Per capire cosa significhi per loro la vittoria di Obrador alle elezioni, bisogna fare un passo indietro. Già nel 1988 Cuauhtemoc Cardenas, il candidato di un vasto schieramento progressista, sembrava aver vinto le elezioni, ma durante lo scrutinio un provvidenziale black out interruppe il conteggio dei voti. Quando tornò l’energia elettrica, Cardenas si ritrovò al secondo posto. Il Messico fu sull’orlo di una guerra civile, ma Cardenas scelse la via pacifica e lo schieramento che lo sosteneva si trasformò nel Partito della rivoluzione democratica (PRD). Il governo che si insediò, presieduto da Carlos Salinas de Gortari, realizzò una riforma costituzionale per preparare il paese all’ingresso nel Nafta (il trattato di libero commercio con Usa e Canada). Nella riforma venne cancellato il diritto di proprietà collettiva sulla terra delle comunità indigene.
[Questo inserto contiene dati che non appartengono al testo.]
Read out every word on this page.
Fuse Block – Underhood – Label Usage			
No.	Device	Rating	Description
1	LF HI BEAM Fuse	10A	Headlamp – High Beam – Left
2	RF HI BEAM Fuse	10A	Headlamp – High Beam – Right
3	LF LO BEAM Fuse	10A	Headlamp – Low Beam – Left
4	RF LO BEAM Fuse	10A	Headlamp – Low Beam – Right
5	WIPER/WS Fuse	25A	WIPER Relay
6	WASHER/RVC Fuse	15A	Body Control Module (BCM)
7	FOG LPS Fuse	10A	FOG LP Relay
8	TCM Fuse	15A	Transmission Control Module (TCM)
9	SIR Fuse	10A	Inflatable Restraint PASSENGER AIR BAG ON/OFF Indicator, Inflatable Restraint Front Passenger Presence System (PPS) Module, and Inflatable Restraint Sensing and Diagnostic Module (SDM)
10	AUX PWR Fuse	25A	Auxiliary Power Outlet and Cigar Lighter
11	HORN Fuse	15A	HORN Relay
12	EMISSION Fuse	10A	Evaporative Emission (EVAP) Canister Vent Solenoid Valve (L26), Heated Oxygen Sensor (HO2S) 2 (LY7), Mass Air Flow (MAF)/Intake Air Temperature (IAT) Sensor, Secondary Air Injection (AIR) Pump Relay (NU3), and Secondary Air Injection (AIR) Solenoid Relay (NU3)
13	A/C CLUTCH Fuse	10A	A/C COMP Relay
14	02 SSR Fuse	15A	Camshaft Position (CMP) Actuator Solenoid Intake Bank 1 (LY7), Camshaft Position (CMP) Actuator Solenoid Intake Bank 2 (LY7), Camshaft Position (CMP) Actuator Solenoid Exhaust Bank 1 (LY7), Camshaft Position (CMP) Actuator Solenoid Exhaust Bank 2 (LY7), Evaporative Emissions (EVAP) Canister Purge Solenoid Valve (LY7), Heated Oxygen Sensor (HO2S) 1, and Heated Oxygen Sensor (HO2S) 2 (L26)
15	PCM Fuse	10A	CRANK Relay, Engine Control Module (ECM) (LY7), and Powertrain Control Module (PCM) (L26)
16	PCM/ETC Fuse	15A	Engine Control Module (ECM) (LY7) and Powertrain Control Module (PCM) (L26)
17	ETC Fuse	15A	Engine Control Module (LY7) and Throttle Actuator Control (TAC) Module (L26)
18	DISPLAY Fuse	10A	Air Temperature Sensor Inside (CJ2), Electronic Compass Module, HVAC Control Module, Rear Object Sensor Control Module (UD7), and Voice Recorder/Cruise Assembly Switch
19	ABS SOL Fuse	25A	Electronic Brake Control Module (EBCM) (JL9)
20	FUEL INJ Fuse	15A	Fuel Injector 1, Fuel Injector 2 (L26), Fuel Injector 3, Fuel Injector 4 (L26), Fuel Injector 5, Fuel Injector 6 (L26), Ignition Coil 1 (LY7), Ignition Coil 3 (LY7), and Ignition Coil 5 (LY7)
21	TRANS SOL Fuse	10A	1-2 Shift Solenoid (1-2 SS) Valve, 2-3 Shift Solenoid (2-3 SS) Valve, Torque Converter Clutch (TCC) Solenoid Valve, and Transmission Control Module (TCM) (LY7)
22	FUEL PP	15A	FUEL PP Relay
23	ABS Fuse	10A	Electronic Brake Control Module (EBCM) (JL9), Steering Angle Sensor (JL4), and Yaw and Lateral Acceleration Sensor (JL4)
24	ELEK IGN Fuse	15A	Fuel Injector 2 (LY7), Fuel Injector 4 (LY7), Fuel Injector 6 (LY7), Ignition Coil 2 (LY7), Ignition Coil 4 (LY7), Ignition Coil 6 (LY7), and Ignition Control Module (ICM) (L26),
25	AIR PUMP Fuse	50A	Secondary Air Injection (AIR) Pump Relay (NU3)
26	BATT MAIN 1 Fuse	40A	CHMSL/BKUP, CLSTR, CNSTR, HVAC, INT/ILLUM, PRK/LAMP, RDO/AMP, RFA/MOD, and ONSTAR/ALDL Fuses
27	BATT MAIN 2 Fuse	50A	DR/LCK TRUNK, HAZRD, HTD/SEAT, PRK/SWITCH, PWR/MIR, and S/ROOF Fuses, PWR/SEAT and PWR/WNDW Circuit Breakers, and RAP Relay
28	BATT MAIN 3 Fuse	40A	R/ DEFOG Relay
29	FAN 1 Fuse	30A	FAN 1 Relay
Lo stesso giorno dell’entrata in vigore del Nafta, il Capodanno del 1994, una parte delle comunità indigene del Chiapas si dichiarò in «insurrezione armata». Molto mal armati, ma abilmente diretti nelle strategie di comunicazione con le sinistre di mezzo mondo dal loro leader mediatico che si firmava subcomandante Marcos, gli indigeni zapatisti riuscirono ad attirare l’attenzione dell’opinione pubblica internazionale. Il governo dovette accettare un negoziato. Intanto Cardenas perse le elezioni e il nuovo presidente Ernesto Zedillo disattese un primo accordo di pace firmato con gli zapatisti che prevedeva una riforma costituzionale. Alla rottura delle trattative seguirono anni di guerra di bassa intensità con occupazione militare dei territori indigeni del Chiapas, massacri e persecuzioni di ogni tipo. Fino alle elezioni del 2000.

L’ex dirigente della Coca Cola Vicente Fox del PAN, Partito di azione nazionale, un partito conservatore di destra, conquistò in quella fase politica il ruolo di innovatore. Fox vinse e promise di «risolvere la questione del Chiapas in quindici minuti». Disse che avrebbe usato la via politica. Gli zapatisti allora, dopo aver fatto arrivare in marcia dal Chiapas a Città del Messico i capi indigeni, ottennero il risultato storico di parlare in aula, con i loro passamontagna, nel parlamento messicano. Fox assicurò di accogliere le loro richieste, incluso il riconoscimento delle istituzioni comunitarie e il diritto alla terra. Gli zapatisti tornarono allora nella Selva ed attesero. Attesero.

«Sono ancora lì che aspettano – dice Leticia – vorremmo evitare di fare la stessa fine».